The "invisible hand" concept

The following is taken from Adam Smith's "Wealth of Nations" (1776), wherein he explains (more or less) what he meant by the "invisible hand" of a free marketplace.  (Quoted from Wikipedia.)

But the annual revenue of every society is always precisely equal to the exchangeable value of the whole annual produce of its industry, or rather is precisely the same thing with that exchangeable value. As every individual, therefore, endeavours as much as he can both to employ his capital in the support of domestic industry, and so to direct that industry that its produce may be of the greatest value, every individual necessarily labours to render the annual revenue of the society as great as he can. He generally, indeed, neither intends to promote the public interest, nor knows how much he is promoting it. By preferring the support of domestic to that of foreign industry, he intends only his own security; and by directing that industry in such a manner as its produce may be of the greatest value, he intends only his own gain, and he is in this, as in many other cases, led by an invisible hand to promote an end which was no part of his intention. Nor is it always the worse for the society that it was not part of it. By pursuing his own interest he frequently promotes that of the society more effectually than when he really intends to promote it. I have never known much good done by those who affected to trade for the public good. It is an affectation, indeed, not very common among merchants, and very few words need be employed in dissuading them from it.

Adam Smith

18th century Scottish philosopher and father of modern economics.

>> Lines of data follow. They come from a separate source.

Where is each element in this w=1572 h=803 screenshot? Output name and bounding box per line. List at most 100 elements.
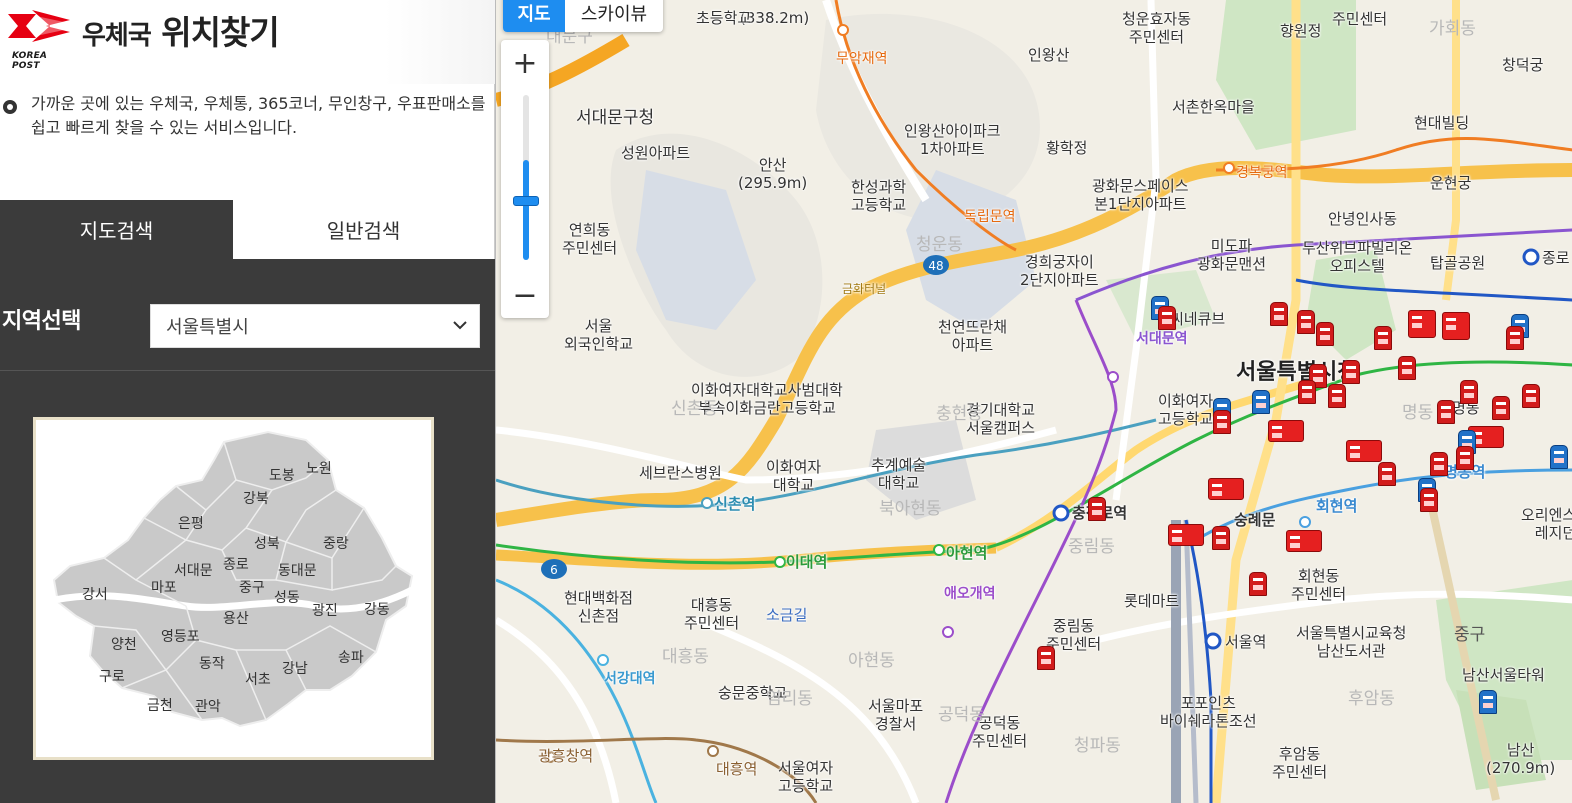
post-office-cluster[interactable] [1286,530,1322,552]
map-area-sinchon: 신촌동 [671,399,718,419]
map-label-unhyeon: 운현궁 [1430,174,1472,192]
region-select[interactable]: 서울특별시 [150,304,480,348]
post-office-cluster[interactable] [1168,524,1204,546]
korea-post-logo: KOREA POST [6,6,78,71]
district-yeongdeungpo[interactable]: 영등포 [161,626,200,646]
district-gangbuk[interactable]: 강북 [243,488,269,508]
district-junggu[interactable]: 중구 [239,577,265,597]
post-office-cluster[interactable] [1346,440,1382,462]
district-songpa[interactable]: 송파 [338,647,364,667]
district-seodaemun[interactable]: 서대문 [174,560,213,580]
post-office-marker[interactable] [1316,322,1334,346]
post-office-marker[interactable] [1522,384,1540,408]
chevron-down-icon [453,321,467,330]
post-office-cluster[interactable] [1208,478,1244,500]
post-office-marker[interactable] [1298,380,1316,404]
post-office-marker[interactable] [1420,488,1438,512]
post-office-marker[interactable] [1550,445,1568,469]
post-office-marker[interactable] [1249,572,1267,596]
logo-text: KOREA POST [12,51,48,71]
map-label-dongnimmun-station: 독립문역 [964,209,1016,225]
district-jungnang[interactable]: 중랑 [323,533,349,553]
skyview-button[interactable]: 스카이뷰 [565,0,663,32]
post-office-marker[interactable] [1374,326,1392,350]
district-dongdaemun[interactable]: 동대문 [278,560,317,580]
post-office-marker[interactable] [1460,380,1478,404]
post-office-cluster[interactable] [1408,310,1436,338]
post-office-marker[interactable] [1297,310,1315,334]
map-view[interactable]: 48 6 (338.2m) 초등학교 청운효자동 주민센터 향원정 주민센터 가… [495,0,1572,803]
district-seocho[interactable]: 서초 [245,669,271,689]
district-dobong[interactable]: 도봉 [269,465,295,485]
map-label-school-top: 초등학교 [696,9,752,27]
map-label-midopa: 미도파 광화문맨션 [1197,237,1267,273]
zoom-slider-handle[interactable] [513,196,539,206]
post-office-marker[interactable] [1270,302,1288,326]
map-label-seongwon: 성원아파트 [621,144,691,162]
post-office-marker[interactable] [1328,384,1346,408]
tab-map-search[interactable]: 지도검색 [0,200,233,259]
map-label-daeheung-jumin: 대흥동 주민센터 [684,596,740,632]
district-gangdong[interactable]: 강동 [364,599,390,619]
district-gangnam[interactable]: 강남 [282,658,308,678]
map-label-hansung: 한성과학 고등학교 [851,178,907,214]
map-label-hwanghak: 황학정 [1046,139,1088,157]
map-label-muakjae: 무악재역 [836,51,888,67]
district-guro[interactable]: 구로 [99,666,125,686]
map-label-anguk: 안녕인사동 [1328,210,1398,228]
map-label-aeogae-station: 애오개역 [944,586,996,602]
map-label-edu-office: 서울특별시교육청 남산도서관 [1296,624,1407,660]
post-office-marker[interactable] [1252,390,1270,414]
post-office-marker[interactable] [1398,356,1416,380]
map-label-seoul-city-hall: 서울특별시청 [1236,360,1358,385]
post-office-cluster[interactable] [1268,420,1304,442]
post-office-marker[interactable] [1088,497,1106,521]
district-gwangjin[interactable]: 광진 [312,600,338,620]
map-label-gyeonghui-apt: 경희궁자이 2단지아파트 [1020,253,1099,289]
map-label-huam-jumin: 후암동 주민센터 [1272,745,1328,781]
district-yongsan[interactable]: 용산 [223,608,249,628]
post-office-marker[interactable] [1506,326,1524,350]
district-yangcheon[interactable]: 양천 [111,634,137,654]
post-office-marker[interactable] [1213,410,1231,434]
post-office-marker[interactable] [1378,462,1396,486]
zoom-out-button[interactable]: − [501,272,549,318]
map-label-jongno: 종로 [1542,249,1570,267]
map-label-ansan: 안산 (295.9m) [738,156,808,192]
district-mapo[interactable]: 마포 [151,577,177,597]
district-dongjak[interactable]: 동작 [199,653,225,673]
district-nowon[interactable]: 노원 [306,458,332,478]
district-seongdong[interactable]: 성동 [274,587,300,607]
post-office-marker[interactable] [1456,446,1474,470]
district-geumcheon[interactable]: 금천 [147,695,173,715]
district-eunpyeong[interactable]: 은평 [178,513,204,533]
map-label-ahyeon-station: 아현역 [946,544,988,562]
map-label-gwanghwamun-space: 광화문스페이스 본1단지아파트 [1092,177,1189,213]
post-office-marker[interactable] [1430,452,1448,476]
map-label-severance: 세브란스병원 [639,464,722,482]
post-office-cluster[interactable] [1442,312,1470,340]
district-gwanak[interactable]: 관악 [195,696,221,716]
map-label-hoehyeon-jumin: 회현동 주민센터 [1291,567,1347,603]
region-label: 지역선택 [2,309,81,334]
map-label-sogeum: 소금길 [766,606,808,624]
header-fade [385,0,495,84]
zoom-in-button[interactable]: + [501,40,549,86]
post-office-marker[interactable] [1437,400,1455,424]
map-label-mapo-police: 서울마포 경찰서 [868,697,924,733]
map-view-button[interactable]: 지도 [503,0,565,32]
post-office-marker[interactable] [1492,396,1510,420]
district-jongno[interactable]: 종로 [223,554,249,574]
district-gangseo[interactable]: 강서 [82,584,108,604]
post-office-marker[interactable] [1037,646,1055,670]
post-office-marker[interactable] [1158,306,1176,330]
map-area-chunghyeon: 충현동 [936,404,983,424]
map-area-huam: 후암동 [1348,689,1395,709]
post-office-marker[interactable] [1479,690,1497,714]
map-label-namsan: 남산 (270.9m) [1486,741,1556,777]
tab-general-search[interactable]: 일반검색 [233,200,495,259]
post-office-marker[interactable] [1342,360,1360,384]
map-label-gahoe: 가회동 [1429,19,1476,39]
post-office-marker[interactable] [1212,526,1230,550]
district-seongbuk[interactable]: 성북 [254,533,280,553]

Author of "The Wealth of Nations" (1776).

Here's how the "invisible hand" of the free marketplace can take us to a new life beyond the Flanagan

Here’s a rough idea of the taxes the Village of Malone would get from each stage of economic development of that lot.

When the dust has settled, we’ll throw a party. A street party. With special music: John Shea wildly pounding “Some Smoke” on an old upright brought in for the occasion.  

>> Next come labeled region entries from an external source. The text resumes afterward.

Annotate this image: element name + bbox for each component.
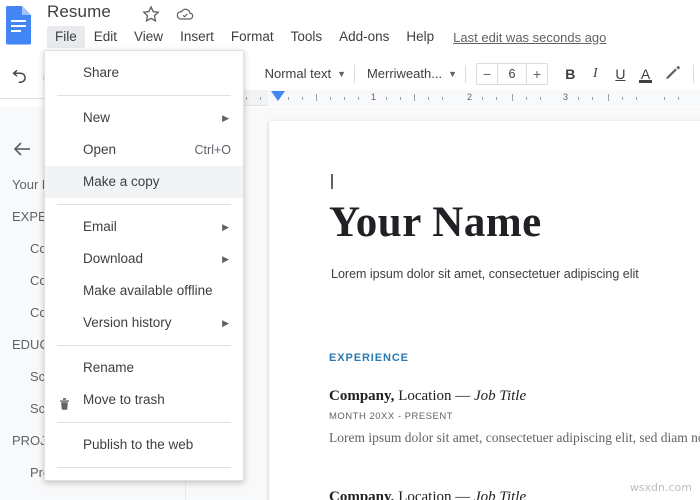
- file-menu-download[interactable]: Download ▶: [45, 243, 243, 275]
- menu-bar: File Edit View Insert Format Tools Add-o…: [47, 26, 606, 48]
- file-menu-email[interactable]: Email ▶: [45, 211, 243, 243]
- job-1-description: Lorem ipsum dolor sit amet, consectetuer…: [329, 430, 700, 445]
- section-heading-experience: EXPERIENCE: [329, 352, 409, 364]
- google-docs-window: Resume File Edit View Insert Format Tool…: [0, 0, 700, 500]
- cloud-saved-icon[interactable]: [175, 4, 195, 24]
- underline-button[interactable]: U: [608, 61, 633, 87]
- job-entry-2-heading: Company, Location — Job Title: [329, 489, 526, 500]
- font-size-increase-button[interactable]: +: [527, 64, 547, 84]
- ruler-number-2: 2: [467, 92, 473, 102]
- star-icon[interactable]: [141, 4, 161, 24]
- chevron-down-icon: ▼: [448, 68, 458, 79]
- font-family-dropdown[interactable]: Merriweath... ▼: [361, 62, 459, 86]
- paragraph-style-dropdown[interactable]: Normal text ▼: [259, 62, 348, 86]
- file-menu-version-history[interactable]: Version history ▶: [45, 307, 243, 339]
- resume-name-heading: Your Name: [329, 199, 542, 246]
- italic-button[interactable]: I: [583, 61, 608, 87]
- job-entry-1-heading: Company, Location — Job Title: [329, 388, 526, 405]
- menu-separator: [57, 95, 231, 96]
- menu-help[interactable]: Help: [398, 26, 442, 48]
- text-color-button[interactable]: A: [633, 61, 658, 87]
- title-bar: Resume File Edit View Insert Format Tool…: [0, 0, 700, 50]
- file-menu-publish-to-web[interactable]: Publish to the web: [45, 429, 243, 461]
- file-menu-new-label: New: [83, 110, 111, 125]
- job-2-location: Location: [394, 489, 456, 500]
- watermark: wsxdn.com: [629, 481, 692, 494]
- menu-tools[interactable]: Tools: [283, 26, 331, 48]
- file-menu-email-label: Email: [83, 219, 117, 234]
- paragraph-style-value: Normal text: [264, 66, 332, 81]
- document-canvas[interactable]: Your Name Lorem ipsum dolor sit amet, co…: [186, 107, 700, 500]
- undo-icon[interactable]: [8, 61, 33, 87]
- submenu-arrow-icon: ▶: [222, 318, 229, 328]
- last-edit-link[interactable]: Last edit was seconds ago: [453, 30, 606, 45]
- toolbar-divider: [353, 64, 355, 83]
- font-size-decrease-button[interactable]: −: [477, 64, 497, 84]
- submenu-arrow-icon: ▶: [222, 222, 229, 232]
- job-2-separator: —: [455, 489, 475, 500]
- job-2-company: Company,: [329, 489, 395, 500]
- job-1-date: MONTH 20XX - PRESENT: [329, 411, 454, 422]
- job-1-company: Company,: [329, 388, 395, 404]
- file-menu-open[interactable]: Open Ctrl+O: [45, 134, 243, 166]
- file-menu-version-history-label: Version history: [83, 315, 172, 330]
- file-menu-download-label: Download: [83, 251, 144, 266]
- menu-addons[interactable]: Add-ons: [331, 26, 397, 48]
- horizontal-ruler[interactable]: 1 2 3: [186, 90, 700, 106]
- outline-item-skills[interactable]: SKILLS: [0, 489, 185, 500]
- font-size-input[interactable]: 6: [496, 63, 527, 84]
- job-1-separator: —: [455, 388, 475, 404]
- file-menu-rename[interactable]: Rename: [45, 352, 243, 384]
- bold-button[interactable]: B: [558, 61, 583, 87]
- submenu-arrow-icon: ▶: [222, 113, 229, 123]
- file-menu-open-label: Open: [83, 142, 117, 157]
- file-menu-move-to-trash[interactable]: Move to trash: [45, 384, 243, 416]
- submenu-arrow-icon: ▶: [222, 254, 229, 264]
- trash-icon: [57, 391, 75, 410]
- file-menu-make-available-offline[interactable]: Make available offline: [45, 275, 243, 307]
- ruler-number-3: 3: [563, 92, 569, 102]
- menu-separator: [57, 204, 231, 205]
- job-1-location: Location: [394, 388, 456, 404]
- text-cursor: [331, 174, 333, 189]
- menu-format[interactable]: Format: [223, 26, 282, 48]
- menu-view[interactable]: View: [126, 26, 171, 48]
- font-family-value: Merriweath...: [366, 66, 443, 81]
- toolbar-divider: [465, 64, 466, 83]
- ruler-number-1: 1: [371, 92, 377, 102]
- font-size-stepper: − 6 +: [475, 62, 548, 85]
- resume-tagline: Lorem ipsum dolor sit amet, consectetuer…: [331, 267, 639, 281]
- menu-insert[interactable]: Insert: [172, 26, 222, 48]
- menu-edit[interactable]: Edit: [86, 26, 125, 48]
- job-2-title: Job Title: [474, 489, 527, 500]
- indent-marker-icon[interactable]: [271, 91, 285, 101]
- file-menu-move-to-trash-label: Move to trash: [83, 392, 165, 407]
- document-title[interactable]: Resume: [47, 2, 111, 22]
- file-menu-dropdown: Share New ▶ Open Ctrl+O Make a copy Emai…: [44, 50, 244, 481]
- job-1-title: Job Title: [474, 388, 527, 404]
- file-menu-share[interactable]: Share: [45, 57, 243, 89]
- chevron-down-icon: ▼: [337, 68, 346, 79]
- file-menu-make-a-copy[interactable]: Make a copy: [45, 166, 243, 198]
- file-menu-open-shortcut: Ctrl+O: [194, 143, 231, 157]
- google-docs-icon[interactable]: [4, 5, 34, 45]
- highlight-pen-icon[interactable]: [660, 61, 685, 87]
- menu-separator: [57, 467, 231, 468]
- document-page[interactable]: Your Name Lorem ipsum dolor sit amet, co…: [269, 121, 700, 500]
- menu-separator: [57, 422, 231, 423]
- file-menu-new[interactable]: New ▶: [45, 102, 243, 134]
- back-arrow-icon[interactable]: [10, 137, 34, 161]
- menu-file[interactable]: File: [47, 26, 85, 48]
- menu-separator: [57, 345, 231, 346]
- toolbar-divider: [693, 64, 695, 83]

There will be dancing again at Elm and Main!

References:

  1. Ezra Pound, from “E. P. ode pour l’élection de son sépulchre,” in New Selected Poems & Translations (New Directions, 2019), p. 113.
  2. Pound, p. 113.
  3. John McCrae, from “In Flanders Fields.”

1 thought on “1914: Dancin’ at Elm & Main”

  1. Loved it! Great job! My cousin Gerald Reome, Toby Cook, and my uncle Ray Tatro pushing my uncle Larry Reome in the wheelbarrow down East Main Street! Ray’s brother, Gerald, would eventually buy the Dixie Lee from Preston Miller and later change the name to Mister T’s.

    I was at the U.S. Border Patrol Academy in Glynco, Georgia when that fire started! I worked for my uncle for a year while it was still Dixie Lee!

    Funny how everything comes full circle!